Parallèlement, la récente activité législative de la Commission des services financiers de la Chambre des représentants, qui s’est traduite notamment par le Clarity for Payment Stablecoins Act, vise à s’attaquer au trading de stablecoins. Cependant, un soutien bipartite envers de tels projets de loi demeure incertain, ce qui n’est pas sans rappeler les difficultés déjà rencontrées par le passé en matière d’initiatives réglementaires, pour lesquelles aucun consensus n’avait pu être trouvé.
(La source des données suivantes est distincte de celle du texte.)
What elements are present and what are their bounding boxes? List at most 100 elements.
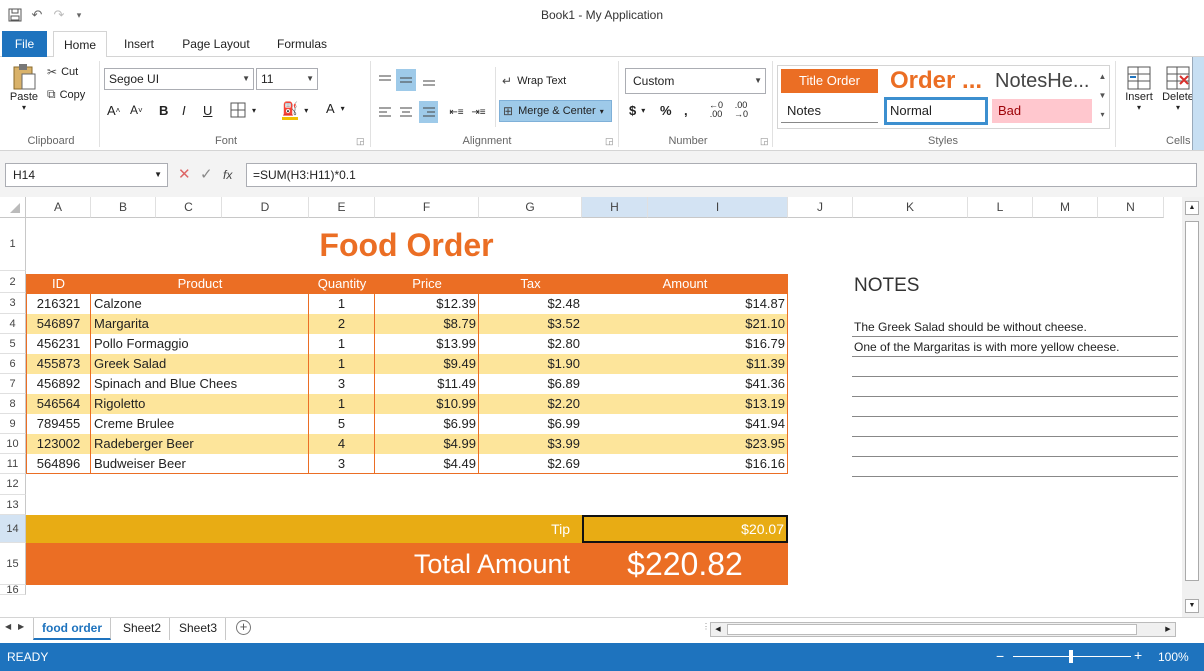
table-cell[interactable]: 1 — [309, 334, 375, 354]
row-header[interactable]: 1 — [0, 218, 26, 271]
column-header[interactable]: F — [375, 197, 479, 218]
sheet-tab-sheet3[interactable]: Sheet3 — [171, 618, 227, 640]
scroll-down-icon[interactable]: ▼ — [1185, 599, 1199, 613]
style-order[interactable]: Order ... — [884, 67, 988, 95]
decrease-indent-button[interactable]: ⇤≡ — [447, 101, 466, 123]
number-format-combo[interactable]: Custom ▼ — [625, 68, 766, 94]
row-header[interactable]: 8 — [0, 394, 26, 414]
table-cell[interactable]: $13.99 — [375, 334, 479, 354]
fill-color-button[interactable]: ⛽ ▾ — [282, 101, 308, 120]
total-value[interactable]: $220.82 — [582, 543, 788, 585]
column-header[interactable]: B — [91, 197, 156, 218]
note-line[interactable] — [852, 377, 1178, 397]
table-cell[interactable]: Margarita — [91, 314, 309, 334]
row-header[interactable]: 4 — [0, 314, 26, 334]
align-center-button[interactable] — [396, 101, 416, 123]
cut-button[interactable]: ✂ Cut — [47, 65, 78, 79]
table-cell[interactable]: Rigoletto — [91, 394, 309, 414]
underline-button[interactable]: U — [203, 103, 212, 118]
table-cell[interactable]: $23.95 — [582, 434, 788, 454]
table-cell[interactable]: 1 — [309, 294, 375, 314]
table-cell[interactable]: $4.49 — [375, 454, 479, 474]
column-header[interactable]: L — [968, 197, 1033, 218]
table-cell[interactable]: 1 — [309, 354, 375, 374]
table-cell[interactable]: 1 — [309, 394, 375, 414]
dialog-launcher-icon[interactable]: ◲ — [760, 136, 769, 147]
table-cell[interactable]: 456231 — [26, 334, 91, 354]
note-line[interactable]: The Greek Salad should be without cheese… — [852, 317, 1178, 337]
add-sheet-icon[interactable]: + — [236, 620, 251, 635]
row-header[interactable]: 11 — [0, 454, 26, 474]
tab-home[interactable]: Home — [53, 31, 107, 58]
style-title-order[interactable]: Title Order — [781, 69, 878, 93]
enter-icon[interactable]: ✓ — [200, 165, 213, 183]
table-cell[interactable]: Creme Brulee — [91, 414, 309, 434]
row-header[interactable]: 13 — [0, 495, 26, 515]
spreadsheet-grid[interactable]: ABCDEFGHIJKLMN 1 2 3 4 5 6 7 8 9 10 11 12 13 14 15 16 F… — [0, 197, 1182, 617]
table-cell[interactable]: $4.99 — [375, 434, 479, 454]
table-cell[interactable]: Budweiser Beer — [91, 454, 309, 474]
table-cell[interactable]: $3.99 — [479, 434, 582, 454]
zoom-out-icon[interactable]: − — [996, 648, 1004, 664]
prev-sheet-icon[interactable]: ◀ — [5, 622, 11, 631]
table-cell[interactable]: $21.10 — [582, 314, 788, 334]
align-right-button[interactable] — [419, 101, 438, 123]
note-line[interactable] — [852, 417, 1178, 437]
table-cell[interactable]: 2 — [309, 314, 375, 334]
row-header[interactable]: 16 — [0, 585, 26, 596]
table-cell[interactable]: 4 — [309, 434, 375, 454]
table-cell[interactable]: $11.39 — [582, 354, 788, 374]
tip-label[interactable]: Tip — [26, 515, 582, 543]
row-header[interactable]: 10 — [0, 434, 26, 454]
vertical-scroll-thumb[interactable] — [1185, 221, 1199, 581]
merge-center-button[interactable]: ⊞ Merge & Center ▾ — [499, 100, 612, 122]
insert-cells-button[interactable]: Insert ▾ — [1122, 65, 1156, 112]
wrap-text-button[interactable]: ↵ Wrap Text — [502, 71, 566, 91]
increase-indent-button[interactable]: ⇥≡ — [469, 101, 488, 123]
decrease-decimal-button[interactable]: .00 →0 — [734, 101, 748, 119]
table-cell[interactable]: Radeberger Beer — [91, 434, 309, 454]
currency-button[interactable]: $ ▾ — [629, 103, 645, 118]
bold-button[interactable]: B — [159, 103, 168, 118]
tab-formulas[interactable]: Formulas — [266, 31, 338, 57]
tab-insert[interactable]: Insert — [113, 31, 165, 57]
cancel-icon[interactable]: ✕ — [178, 165, 191, 183]
table-header-cell[interactable]: Amount — [582, 274, 788, 294]
table-cell[interactable]: 216321 — [26, 294, 91, 314]
table-cell[interactable]: $9.49 — [375, 354, 479, 374]
align-left-button[interactable] — [375, 101, 394, 123]
column-header[interactable]: H — [582, 197, 648, 218]
column-header[interactable]: E — [309, 197, 375, 218]
percent-button[interactable]: % — [660, 103, 672, 118]
paste-button[interactable]: Paste ▾ — [8, 63, 40, 123]
table-cell[interactable]: $3.52 — [479, 314, 582, 334]
table-cell[interactable]: Spinach and Blue Chees — [91, 374, 309, 394]
table-cell[interactable]: $2.48 — [479, 294, 582, 314]
style-notes[interactable]: Notes — [781, 99, 878, 123]
table-cell[interactable]: 546564 — [26, 394, 91, 414]
align-middle-button[interactable] — [396, 69, 416, 91]
tip-value-cell[interactable]: $20.07 — [582, 515, 788, 543]
note-line[interactable] — [852, 457, 1178, 477]
table-cell[interactable]: $2.80 — [479, 334, 582, 354]
table-header-cell[interactable]: ID — [26, 274, 91, 294]
table-cell[interactable]: $11.49 — [375, 374, 479, 394]
column-header[interactable]: A — [26, 197, 91, 218]
note-line[interactable] — [852, 397, 1178, 417]
table-cell[interactable]: 3 — [309, 454, 375, 474]
table-cell[interactable]: 3 — [309, 374, 375, 394]
style-notes-header[interactable]: NotesHe... — [992, 67, 1092, 95]
table-cell[interactable]: $6.99 — [375, 414, 479, 434]
row-header[interactable]: 6 — [0, 354, 26, 374]
table-cell[interactable]: Pollo Formaggio — [91, 334, 309, 354]
tab-file[interactable]: File — [2, 31, 47, 57]
shrink-font-button[interactable]: A ˅ — [130, 103, 143, 117]
align-top-button[interactable] — [375, 69, 394, 91]
font-size-combo[interactable]: 11 ▼ — [256, 68, 318, 90]
table-cell[interactable]: $14.87 — [582, 294, 788, 314]
row-header[interactable]: 5 — [0, 334, 26, 354]
table-cell[interactable]: 546897 — [26, 314, 91, 334]
dialog-launcher-icon[interactable]: ◲ — [605, 136, 614, 147]
zoom-slider-thumb[interactable] — [1069, 650, 1073, 663]
total-label[interactable]: Total Amount — [26, 543, 582, 585]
Royaume-Uni – Renforcer la réglementation et la surveillance
À la suite de consultations menées en 2022 et 2023 au sujet de la réglementation des stablecoins et autres crypto-actifs, le Trésor de Sa Majesté a dévoilé quelles étaient ses intentions. Ainsi, la réponse du Trésor de Sa Majesté comprend des plans pour la réglementation des stablecoins adossés à des monnaies fiduciaires et la mise en œuvre du FMI SAR (Financial Market Infrastructure Special Administration Regime) pour les émetteurs institutionnels d’actifs DSA (Digital Settlement Assets) et les prestataires de services associés. Une législation secondaire portant sur l’émission de stablecoins, le trading sur des exchanges et la conservation des actifs numériques est prévue pour début 2024, tandis que de nouvelles réglementations se rapportant à d’autres services et crypto-actifs concernés sont attendues plus tard dans l’année.
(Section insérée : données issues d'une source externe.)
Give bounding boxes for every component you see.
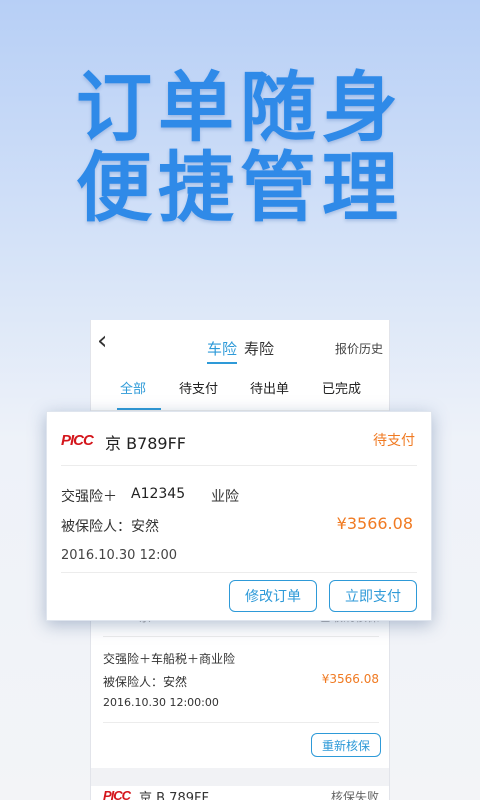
order-2-insurance: 交强险＋车船税＋商业险 bbox=[103, 652, 236, 666]
picc-logo: PICC bbox=[61, 432, 94, 449]
divider bbox=[103, 636, 379, 637]
subtab-all[interactable]: 全部 bbox=[120, 378, 146, 397]
modify-order-button[interactable]: 修改订单 bbox=[229, 580, 317, 612]
order-3-status: 核保失败 bbox=[330, 790, 379, 800]
subtab-pending-payment[interactable]: 待支付 bbox=[179, 378, 218, 397]
order-2-price: ¥3566.08 bbox=[321, 672, 379, 686]
picc-logo: PICC bbox=[103, 788, 131, 800]
subtab-completed[interactable]: 已完成 bbox=[322, 378, 361, 397]
divider bbox=[61, 465, 417, 466]
tab-car-insurance[interactable]: 车险 bbox=[207, 338, 238, 364]
headline-line-1: 订单随身 bbox=[76, 63, 404, 152]
order-status-badge: 待支付 bbox=[373, 433, 415, 449]
chevron-left-icon[interactable]: ‹ bbox=[97, 326, 107, 356]
re-underwrite-button[interactable]: 重新核保 bbox=[311, 733, 381, 757]
list-gap bbox=[91, 768, 389, 786]
quote-history-link[interactable]: 报价历史 bbox=[335, 340, 383, 357]
top-nav-bar: ‹ 车险 寿险 报价历史 bbox=[91, 320, 389, 366]
insurance-suffix: 业险 bbox=[211, 489, 239, 505]
subtab-pending-issue[interactable]: 待出单 bbox=[250, 378, 289, 397]
order-status-tabs: 全部 待支付 待出单 已完成 bbox=[91, 378, 389, 408]
insurance-prefix: 交强险＋ bbox=[61, 489, 117, 505]
order-3-plate: 京 B 789FF bbox=[139, 791, 209, 800]
order-plate: 京 B789FF bbox=[105, 434, 187, 453]
tab-life-insurance[interactable]: 寿险 bbox=[244, 338, 274, 359]
order-2-date: 2016.10.30 12:00:00 bbox=[103, 696, 219, 709]
order-2-insured: 被保险人：安然 bbox=[103, 675, 188, 689]
order-insured: 被保险人：安然 bbox=[61, 519, 159, 535]
divider bbox=[61, 572, 417, 573]
order-price: ¥3566.08 bbox=[336, 514, 413, 533]
pay-now-button[interactable]: 立即支付 bbox=[329, 580, 417, 612]
order-date: 2016.10.30 12:00 bbox=[61, 548, 178, 563]
headline-line-2: 便捷管理 bbox=[76, 143, 404, 232]
plate-overlay-label: A12345 bbox=[125, 484, 192, 504]
divider bbox=[103, 722, 379, 723]
featured-order-card[interactable]: PICC 京 B789FF 待支付 交强险＋ 业险 A12345 被保险人：安然 … bbox=[46, 411, 432, 621]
En outre, la loi FSMA (Financial Securities and Markets Act) de 2023 sur les marchés financiers et les valeurs mobilières fournit un cadre législatif post-Brexit, permettant au Trésor de Sa Majesté et aux régulateurs financiers de réviser la législation financière britannique. Les dispositions de la loi FSMA 2023 visent à définir les crypto-actifs, à réglementer les émetteurs d’actifs DSA et à établir de nouvelles exigences, facilitant ainsi le développement de bacs à sable (ou sandboxes) et d’initiatives telles que la « règle de voyage » en matière de crypto-actifs.
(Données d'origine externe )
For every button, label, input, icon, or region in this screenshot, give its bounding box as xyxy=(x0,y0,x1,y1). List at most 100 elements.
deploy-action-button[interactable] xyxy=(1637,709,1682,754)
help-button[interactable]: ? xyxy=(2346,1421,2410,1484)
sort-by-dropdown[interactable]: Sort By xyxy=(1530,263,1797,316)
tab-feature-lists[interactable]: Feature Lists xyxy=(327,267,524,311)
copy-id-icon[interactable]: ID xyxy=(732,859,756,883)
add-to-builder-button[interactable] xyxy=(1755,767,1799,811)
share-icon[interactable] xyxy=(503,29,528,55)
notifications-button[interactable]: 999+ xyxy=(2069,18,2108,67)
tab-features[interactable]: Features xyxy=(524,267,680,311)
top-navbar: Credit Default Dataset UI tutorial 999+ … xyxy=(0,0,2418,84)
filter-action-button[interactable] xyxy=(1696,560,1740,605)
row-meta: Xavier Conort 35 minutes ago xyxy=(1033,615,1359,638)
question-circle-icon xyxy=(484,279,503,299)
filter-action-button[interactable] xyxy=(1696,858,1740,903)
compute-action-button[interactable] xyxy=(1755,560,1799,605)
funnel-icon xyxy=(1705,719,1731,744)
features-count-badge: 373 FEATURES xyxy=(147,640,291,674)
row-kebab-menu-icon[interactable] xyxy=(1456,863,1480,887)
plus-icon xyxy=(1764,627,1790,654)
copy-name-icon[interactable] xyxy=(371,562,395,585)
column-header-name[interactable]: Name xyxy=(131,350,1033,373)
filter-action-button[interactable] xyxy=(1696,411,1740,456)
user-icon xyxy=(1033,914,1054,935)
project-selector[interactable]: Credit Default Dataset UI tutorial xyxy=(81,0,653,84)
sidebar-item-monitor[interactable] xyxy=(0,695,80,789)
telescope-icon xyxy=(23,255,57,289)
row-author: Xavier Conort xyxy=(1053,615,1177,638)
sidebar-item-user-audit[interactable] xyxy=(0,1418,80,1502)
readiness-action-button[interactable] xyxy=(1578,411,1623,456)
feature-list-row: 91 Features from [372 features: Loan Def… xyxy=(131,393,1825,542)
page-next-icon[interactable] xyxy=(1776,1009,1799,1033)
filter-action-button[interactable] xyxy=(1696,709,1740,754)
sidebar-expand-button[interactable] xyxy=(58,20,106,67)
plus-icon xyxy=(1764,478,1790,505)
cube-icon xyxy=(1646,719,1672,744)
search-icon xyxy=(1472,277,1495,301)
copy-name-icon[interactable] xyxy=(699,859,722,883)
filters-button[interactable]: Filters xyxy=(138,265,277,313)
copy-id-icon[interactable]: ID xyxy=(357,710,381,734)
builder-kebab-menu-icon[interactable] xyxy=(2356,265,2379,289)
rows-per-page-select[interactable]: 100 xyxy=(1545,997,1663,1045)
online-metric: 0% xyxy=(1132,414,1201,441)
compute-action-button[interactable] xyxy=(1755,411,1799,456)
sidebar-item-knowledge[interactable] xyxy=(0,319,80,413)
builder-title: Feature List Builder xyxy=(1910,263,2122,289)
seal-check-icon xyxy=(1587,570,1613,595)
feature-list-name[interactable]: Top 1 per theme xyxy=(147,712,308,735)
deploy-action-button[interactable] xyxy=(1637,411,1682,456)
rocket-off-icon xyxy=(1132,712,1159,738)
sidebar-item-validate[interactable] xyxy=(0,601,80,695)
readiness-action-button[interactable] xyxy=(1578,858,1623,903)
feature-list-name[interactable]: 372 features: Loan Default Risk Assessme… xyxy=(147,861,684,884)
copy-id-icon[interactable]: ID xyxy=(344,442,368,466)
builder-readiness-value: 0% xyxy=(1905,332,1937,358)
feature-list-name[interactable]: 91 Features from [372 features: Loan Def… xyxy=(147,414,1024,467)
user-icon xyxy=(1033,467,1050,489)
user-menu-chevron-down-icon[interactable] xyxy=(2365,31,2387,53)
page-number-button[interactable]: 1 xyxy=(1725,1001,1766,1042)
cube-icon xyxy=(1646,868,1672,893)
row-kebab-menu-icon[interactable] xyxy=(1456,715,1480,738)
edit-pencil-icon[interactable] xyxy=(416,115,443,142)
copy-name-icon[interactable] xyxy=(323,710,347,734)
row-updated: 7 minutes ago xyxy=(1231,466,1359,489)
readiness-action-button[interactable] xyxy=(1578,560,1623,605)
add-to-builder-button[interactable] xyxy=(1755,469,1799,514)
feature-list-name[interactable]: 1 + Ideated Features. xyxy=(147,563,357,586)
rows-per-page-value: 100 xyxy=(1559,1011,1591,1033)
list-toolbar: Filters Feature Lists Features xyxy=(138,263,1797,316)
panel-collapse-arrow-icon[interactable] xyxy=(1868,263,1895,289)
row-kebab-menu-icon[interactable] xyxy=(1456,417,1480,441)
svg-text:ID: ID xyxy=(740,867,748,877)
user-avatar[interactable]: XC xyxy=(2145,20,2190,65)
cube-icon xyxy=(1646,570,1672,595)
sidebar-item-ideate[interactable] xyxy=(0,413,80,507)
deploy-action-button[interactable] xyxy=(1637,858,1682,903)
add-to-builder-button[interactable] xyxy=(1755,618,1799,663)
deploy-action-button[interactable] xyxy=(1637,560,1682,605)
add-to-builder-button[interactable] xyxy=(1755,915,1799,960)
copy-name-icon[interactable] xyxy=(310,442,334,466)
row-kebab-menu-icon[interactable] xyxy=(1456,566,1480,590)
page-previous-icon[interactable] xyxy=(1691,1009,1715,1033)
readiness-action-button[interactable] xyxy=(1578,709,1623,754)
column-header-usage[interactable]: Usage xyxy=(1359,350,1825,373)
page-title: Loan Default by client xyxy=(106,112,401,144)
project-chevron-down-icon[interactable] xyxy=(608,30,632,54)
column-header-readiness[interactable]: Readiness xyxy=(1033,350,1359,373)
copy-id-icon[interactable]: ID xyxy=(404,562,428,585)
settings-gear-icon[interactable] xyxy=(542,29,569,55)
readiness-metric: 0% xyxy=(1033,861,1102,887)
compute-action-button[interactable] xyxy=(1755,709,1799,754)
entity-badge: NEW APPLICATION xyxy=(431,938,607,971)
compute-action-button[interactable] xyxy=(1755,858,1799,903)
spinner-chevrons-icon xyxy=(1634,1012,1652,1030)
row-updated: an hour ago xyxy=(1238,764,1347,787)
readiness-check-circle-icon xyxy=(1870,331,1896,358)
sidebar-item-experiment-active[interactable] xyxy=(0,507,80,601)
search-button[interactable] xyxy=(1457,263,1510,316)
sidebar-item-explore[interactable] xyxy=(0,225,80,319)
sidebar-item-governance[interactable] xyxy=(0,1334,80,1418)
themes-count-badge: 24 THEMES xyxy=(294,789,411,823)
Qu’est-ce que cela signifie pour les ETP Crypto ?
Les ETP Crypto (produits négociés en bourse), que ce soit au sein de l’Union européenne (UE) ou aux États-Unis, fonctionnent dans le cadre des lois existantes sur les valeurs mobilières, et ne tombent pas directement sous le coup de réglementations spécialisées axées sur les cryptomonnaies telles que le règlement européen sur les marchés des crypto-actifs (MiCA).
Ces produits, structurés comme des fonds d’investissement (ETF) aux États-Unis, des ETN (Exchange-Traded Notes) ou des matières premières négociées en bourse (ETC) au sein de l’UE, sont placés sous la surveillance de régulateurs traditionnels en matière de valeurs mobilières, comme l’AEMF dans l’UE et la Securities and Exchange Commission (SEC) aux États-Unis.